Davutoğlu’nun kırmızı çizgisi
Mayıs 2015’e gelindiğinde Cumhuriyet gazetesi MİT’e ait TIR’larla cihatçılara gönderilen askeri mühimmatı manşetine taşıdı. Başta Erdoğan olmak üzere AKP’li siyasetçiler gazeteyi ve Dündar’ı açıkça tehdit etti. O dönemin başbakanı Davutoğlu da şunları söylemişti:
“Seçim yaklaşıyor hemen bir gazete tekrar MİT tırlarını haber konusu yaptı… Bu bir casusluktur. O görüntüleri yayınlayanlar kirli bir oyun içindeler. Türkiye’yi uluslararası topluma şikayet ederek küçültmeye çalışıyorlar.”
Siyasetçilerin kullandığı dil ve yaptığı açıklamalarıyla Cumhuriyet gazetesi o dönem hedefe oturtuldu.
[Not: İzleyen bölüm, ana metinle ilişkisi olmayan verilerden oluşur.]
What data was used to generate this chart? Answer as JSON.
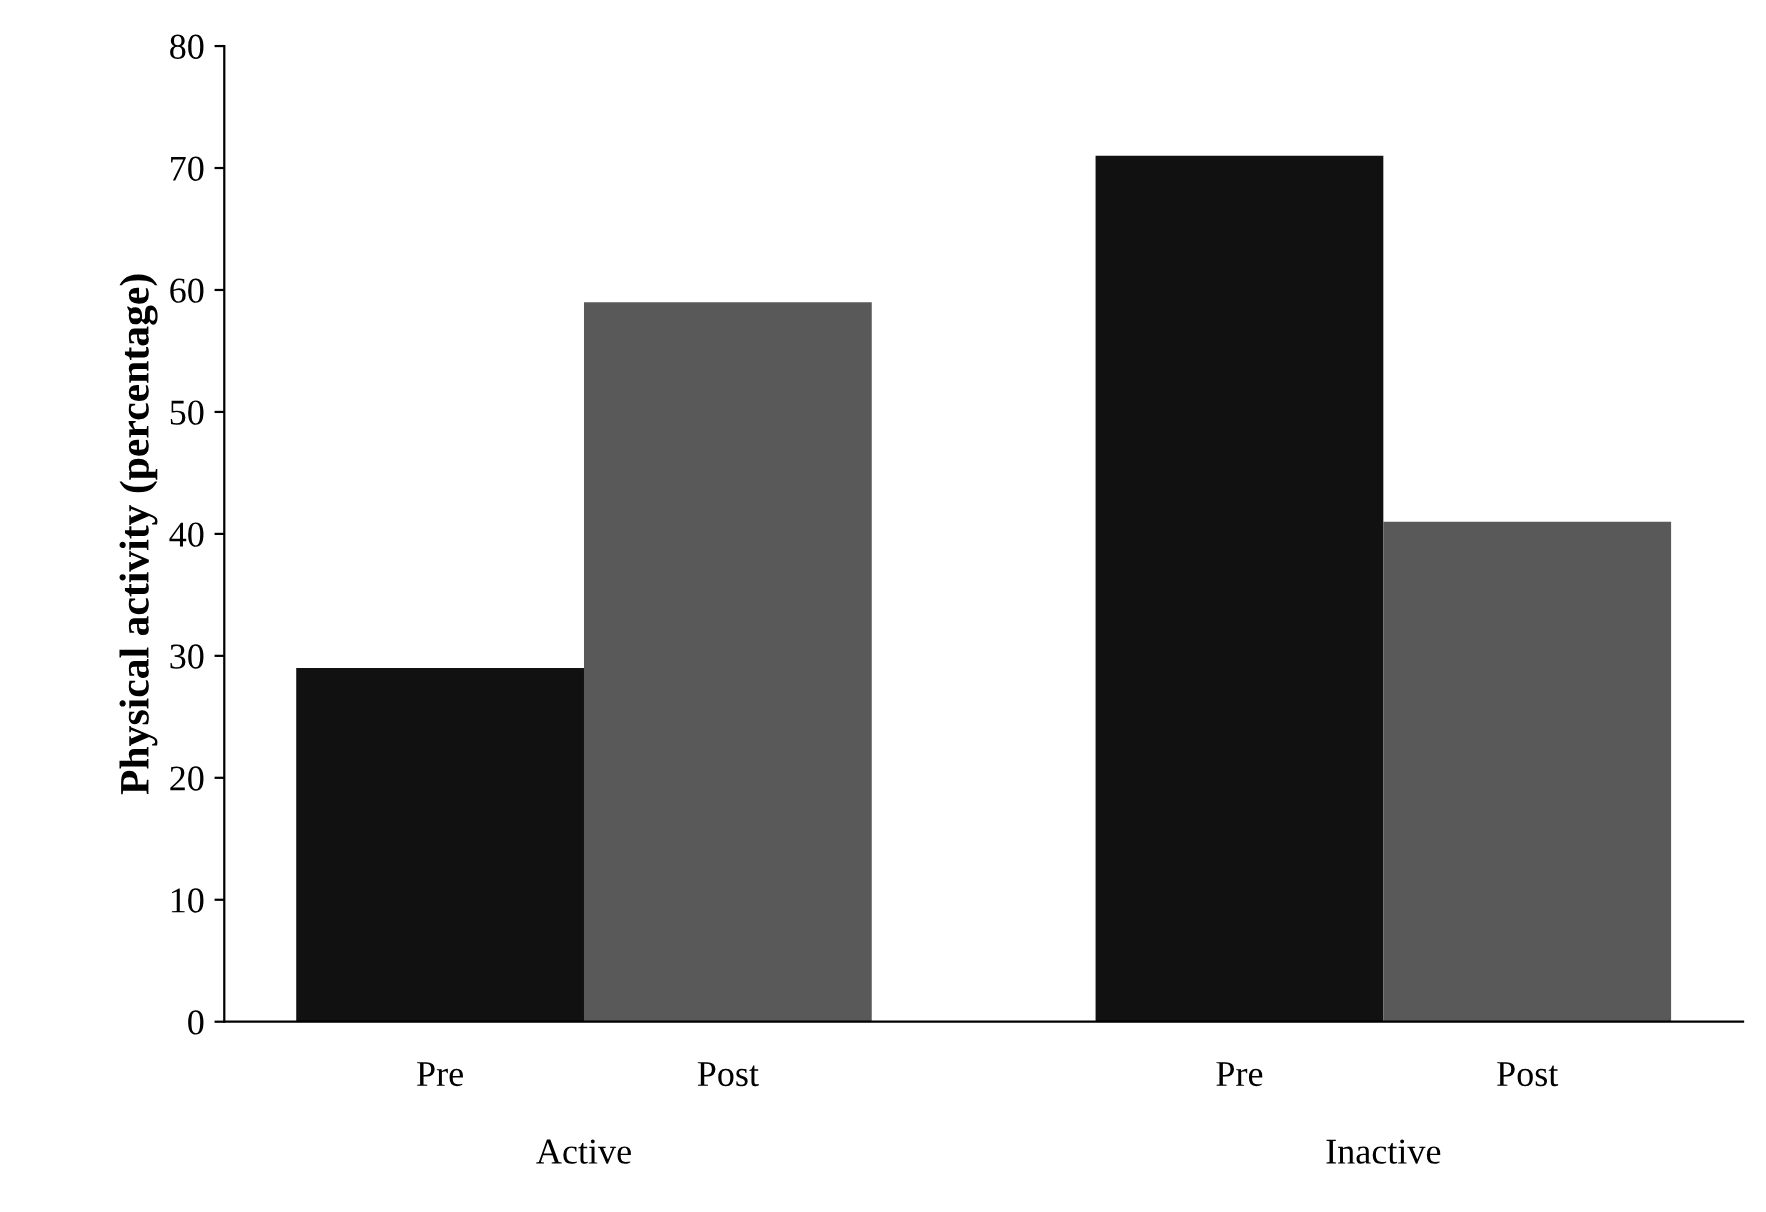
{
  "chart_data": {
    "type": "bar",
    "ylabel": "Physical activity (percentage)",
    "categories": [
      "Active",
      "Inactive"
    ],
    "series": [
      {
        "name": "Pre",
        "color": "#111111",
        "values": [
          29,
          71
        ]
      },
      {
        "name": "Post",
        "color": "#595959",
        "values": [
          59,
          41
        ]
      }
    ],
    "ylim": [
      0,
      80
    ],
    "yticks": [
      0,
      10,
      20,
      30,
      40,
      50,
      60,
      70,
      80
    ],
    "grid": false,
    "legend": false
  }
}
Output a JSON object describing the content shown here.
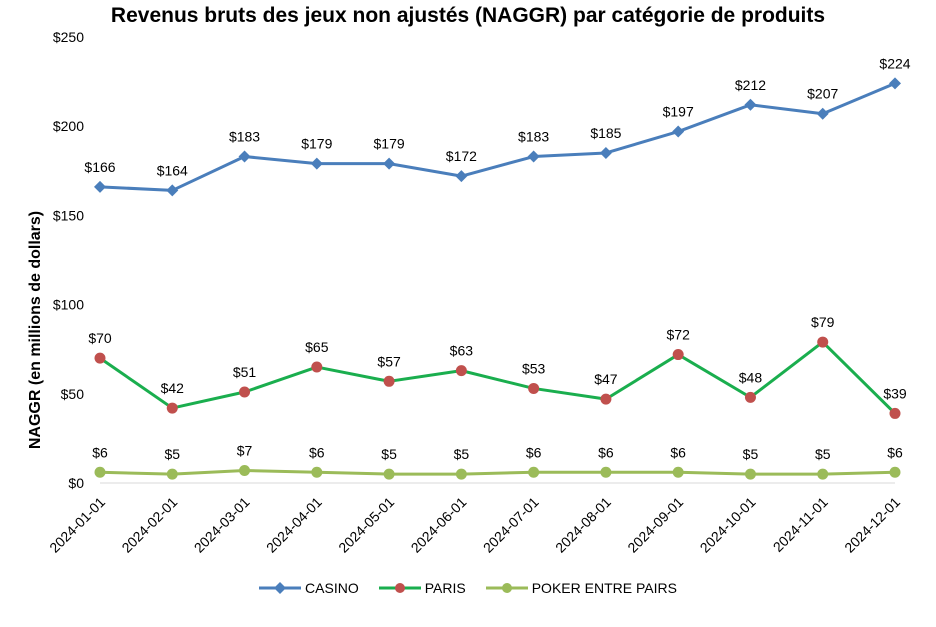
{
  "chart_data": {
    "type": "line",
    "title": "Revenus bruts des jeux non ajustés (NAGGR) par catégorie de produits",
    "xlabel": "",
    "ylabel": "NAGGR (en millions de dollars)",
    "ylim": [
      0,
      250
    ],
    "yticks": [
      0,
      50,
      100,
      150,
      200,
      250
    ],
    "ytick_labels": [
      "$0",
      "$50",
      "$100",
      "$150",
      "$200",
      "$250"
    ],
    "categories": [
      "2024-01-01",
      "2024-02-01",
      "2024-03-01",
      "2024-04-01",
      "2024-05-01",
      "2024-06-01",
      "2024-07-01",
      "2024-08-01",
      "2024-09-01",
      "2024-10-01",
      "2024-11-01",
      "2024-12-01"
    ],
    "legend_position": "bottom",
    "series": [
      {
        "name": "CASINO",
        "color": "#4A7EBB",
        "marker": "diamond",
        "values": [
          166,
          164,
          183,
          179,
          179,
          172,
          183,
          185,
          197,
          212,
          207,
          224
        ],
        "labels": [
          "$166",
          "$164",
          "$183",
          "$179",
          "$179",
          "$172",
          "$183",
          "$185",
          "$197",
          "$212",
          "$207",
          "$224"
        ]
      },
      {
        "name": "PARIS",
        "color": "#1AAE4E",
        "marker_color": "#C0504D",
        "marker": "circle",
        "values": [
          70,
          42,
          51,
          65,
          57,
          63,
          53,
          47,
          72,
          48,
          79,
          39
        ],
        "labels": [
          "$70",
          "$42",
          "$51",
          "$65",
          "$57",
          "$63",
          "$53",
          "$47",
          "$72",
          "$48",
          "$79",
          "$39"
        ]
      },
      {
        "name": "POKER ENTRE PAIRS",
        "color": "#9BBB59",
        "marker": "circle",
        "values": [
          6,
          5,
          7,
          6,
          5,
          5,
          6,
          6,
          6,
          5,
          5,
          6
        ],
        "labels": [
          "$6",
          "$5",
          "$7",
          "$6",
          "$5",
          "$5",
          "$6",
          "$6",
          "$6",
          "$5",
          "$5",
          "$6"
        ]
      }
    ]
  }
}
Bu sürecin sonunda 26 Kasım 2015’te MİT TIR’ları haberlerini yapan gazeteciler Can Dündar ve Erdem Gül tutuklandı. Tutuklama kararından iki hafta önce Davutoğlu, CNN International televizyonundan Christiane Amanpour’a konuşmuş, şunları söylemişti:
“Basın özgürlüğü ve entelektüel özgürlük benim için kırmızı çizgidir. Eğer bir entellektüle, köşe yazarına veya gazeteciye herhangi bir saldırı olursa onların savunucusu olurum. Buna garanti veriyorum.“
Davutoğlu, Dündar ve Gül hapiste tutulurken açıklamalarını sürdürüyordu. 8 Şubat 2016’da dönemin Almanya başbakanı Angela Merkel Ankara’da Davutoğlu ile bir araya gelmişti. Toplantının gündem maddesi mülteci anlaşmasıydı. Görüşmenin ardından düzenlenen toplantıda gazeteci Deniz Yücel, Davutoğlu’na tutuklu gazetecileri sordu. Davutoğlu, “Türkiye’nin cezaevlerinde hiçbir gazeteci gazetecilik faaliyetinden dolayı hapiste değildir” yanıtını verdi.
Eskinin AKP’lisi, bugünün ‘altılı masa bileşeni’ Ahmet Davutoğlu muhalefete soyunsa da AKP’de siyaset yaptığı dönemde basın ve ifade özgürlüğüne ağır darbeler indirildi.
Davutoğlu yukarıdaki örneklerin hemen hemen hepsinde de şimdi aynı masada oturduğu CHP Genel Başkanı Kemal Kılıçdaroğlu’yla karşı karşıya geldi.